Michel Fortin wrote:
On 2009-01-18 22:00:17 -0500, Andrei Alexandrescu <seewebsiteforem...@erdani.org> said:

dsimcha wrote:
== Quote from Walter Bright (newshou...@digitalmars.com)'s article
dsimcha wrote:
One point of clarification: opApply isn't going to be deprecated anytime soon, is it? It seems like ranges still have a bunch of rough edges, and although I like the idea in principle, I'm only willing to convert to ranges if I can define iterable objects with the same level of syntactic sugar as opApply gives me. For simple cases this is already true and I have begun converting some stuff. However, for more complicated cases, opApply is still a lot more flexible.
opApply isn't going away. For one thing, it works very well with
recursive data structures.

So besides performance, what advantages does using ranges instead of opApply for iteration over structs/classes offer? According to some testing that I just finished on the hash table implementation I was talking about earlier today, the penalty for using opApply is small enough that, if using ranges requires a bunch of extra bookkeeping overhead that opApply doesn't, then opApply can reasonably be
faster.

Speed is a small part of the equation, in fact a perk only. Ranges are composable; you can combine them to e.g. do parallel iteration over two ranges. Ranges really open std.algorithm to all data structures. I find opApply incredibly obtuse and fostering bad design. I wish it goes away.

Andrei

But if it goes away, that'd prevent a lot of cool things that could be done with foreach. You could create a template that automatically distributes iterations to various threads with very little code (assuming the loop delegate is pure):

    foreach (i; paralelize(myArray))
        doSomethingComplicated();

All the complexity would lay in the opApply. You can't do this with ranges.

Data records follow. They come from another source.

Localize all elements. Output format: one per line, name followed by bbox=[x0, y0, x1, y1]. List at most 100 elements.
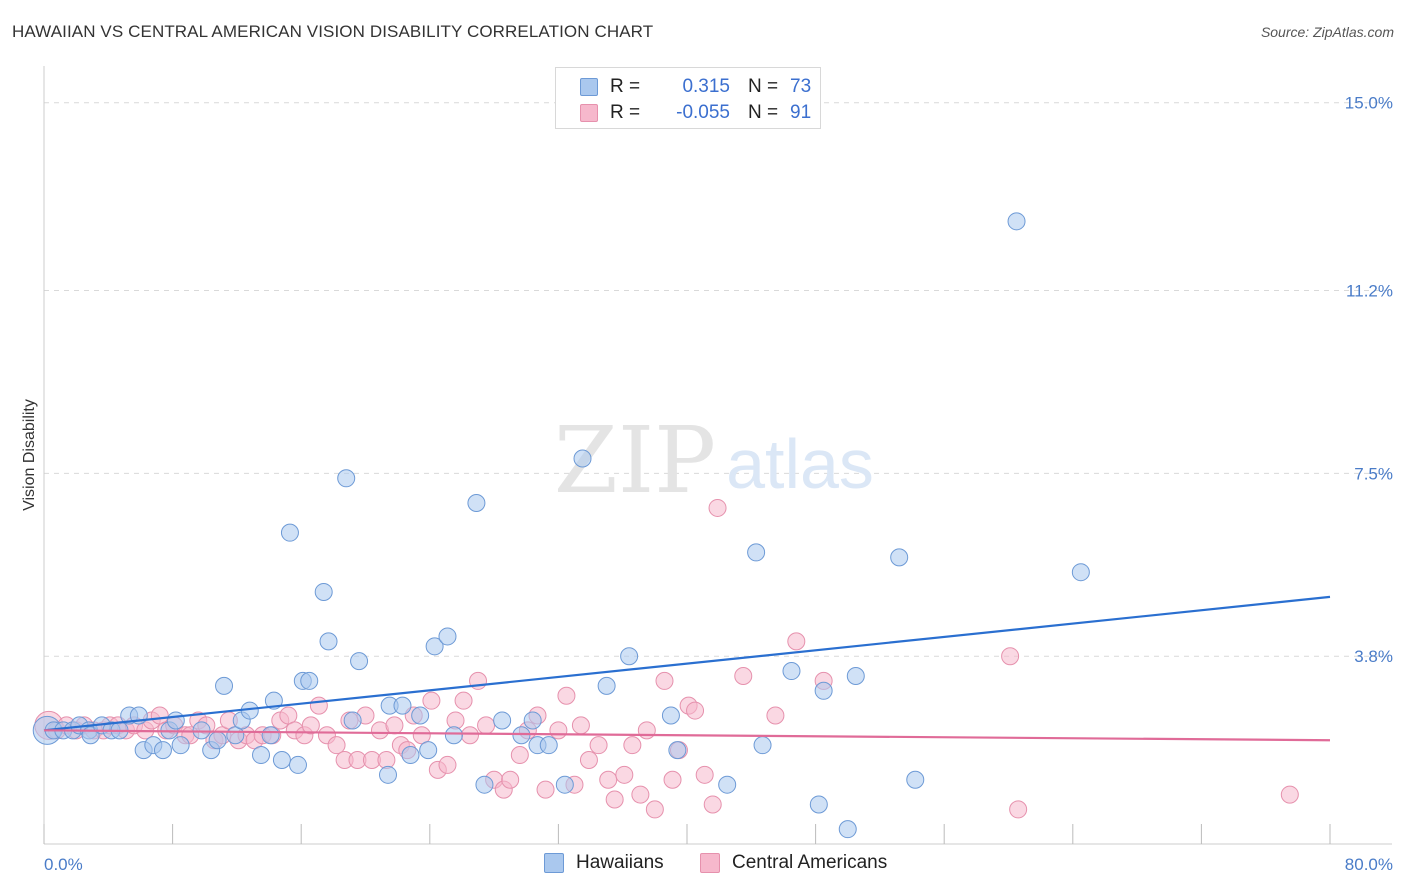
central-americans-point-51 bbox=[446, 711, 465, 730]
y-tick-label-2: 11.2% bbox=[1346, 282, 1393, 301]
hawaiians-point-70 bbox=[1007, 212, 1026, 231]
hawaiians-point-57 bbox=[620, 647, 639, 666]
hawaiians-point-58 bbox=[661, 706, 680, 725]
hawaiians-point-47 bbox=[467, 494, 486, 513]
legend-item-hawaiians[interactable]: Hawaiians bbox=[544, 852, 664, 874]
hawaiians-point-14 bbox=[153, 741, 172, 760]
central-americans-point-32 bbox=[301, 716, 320, 735]
grid-lines bbox=[44, 102, 1392, 657]
central-americans-point-53 bbox=[460, 726, 479, 745]
hawaiians-point-56 bbox=[597, 676, 616, 695]
central-americans-point-68 bbox=[589, 736, 608, 755]
r-value: 0.315 bbox=[682, 76, 730, 97]
hawaiians-point-41 bbox=[401, 746, 420, 765]
central-americans-point-88 bbox=[1001, 647, 1020, 666]
legend-label-central-americans: Central Americans bbox=[732, 852, 888, 873]
hawaiians-point-42 bbox=[411, 706, 430, 725]
hawaiians-point-63 bbox=[782, 662, 801, 681]
hawaiians-point-71 bbox=[1071, 563, 1090, 582]
central-americans-point-67 bbox=[579, 750, 598, 769]
hawaiians-point-33 bbox=[314, 582, 333, 601]
hawaiians-point-36 bbox=[343, 711, 362, 730]
central-americans-point-86 bbox=[787, 632, 806, 651]
central-americans-point-33 bbox=[309, 696, 328, 715]
hawaiians-point-40 bbox=[393, 696, 412, 715]
central-americans-point-55 bbox=[477, 716, 496, 735]
chart-source: Source: ZipAtlas.com bbox=[1260, 24, 1394, 40]
y-tick-label-0: 3.8% bbox=[1354, 647, 1393, 666]
stats-legend: R = 0.315 N = 73 R = -0.055 N = 91 bbox=[555, 67, 821, 129]
central-americans-point-75 bbox=[645, 800, 664, 819]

Parallelization crossed my mind too, although in the context of finding files in subdirectories recursively. Using foreach for such stuff looks cute, maybe too cute. Let's not forget that there is always the option of calling a higher-order function:

distribute(myArray, &doSomethingComplicated);

Other possible things involves a rudimentary profiler (checking for the elapsed time at each loop iteration), or a progress monitoring template (notifying another thread of the progress of a particular task).

    foreach (task; progessUpdater(timeProfiler(listOfTasks)))
    { ... }

You can't compose iteration based on opApply. How would progessUpdater and timeProfiler look like? This example pretty much transforms your argument into mine :o).

For basic data manipulation algorithms, ranges are better. But for more fancy stuff, opApply still rules.

Depends on how you define "fancy". If "fancy" includes "composable", opApply isn't that.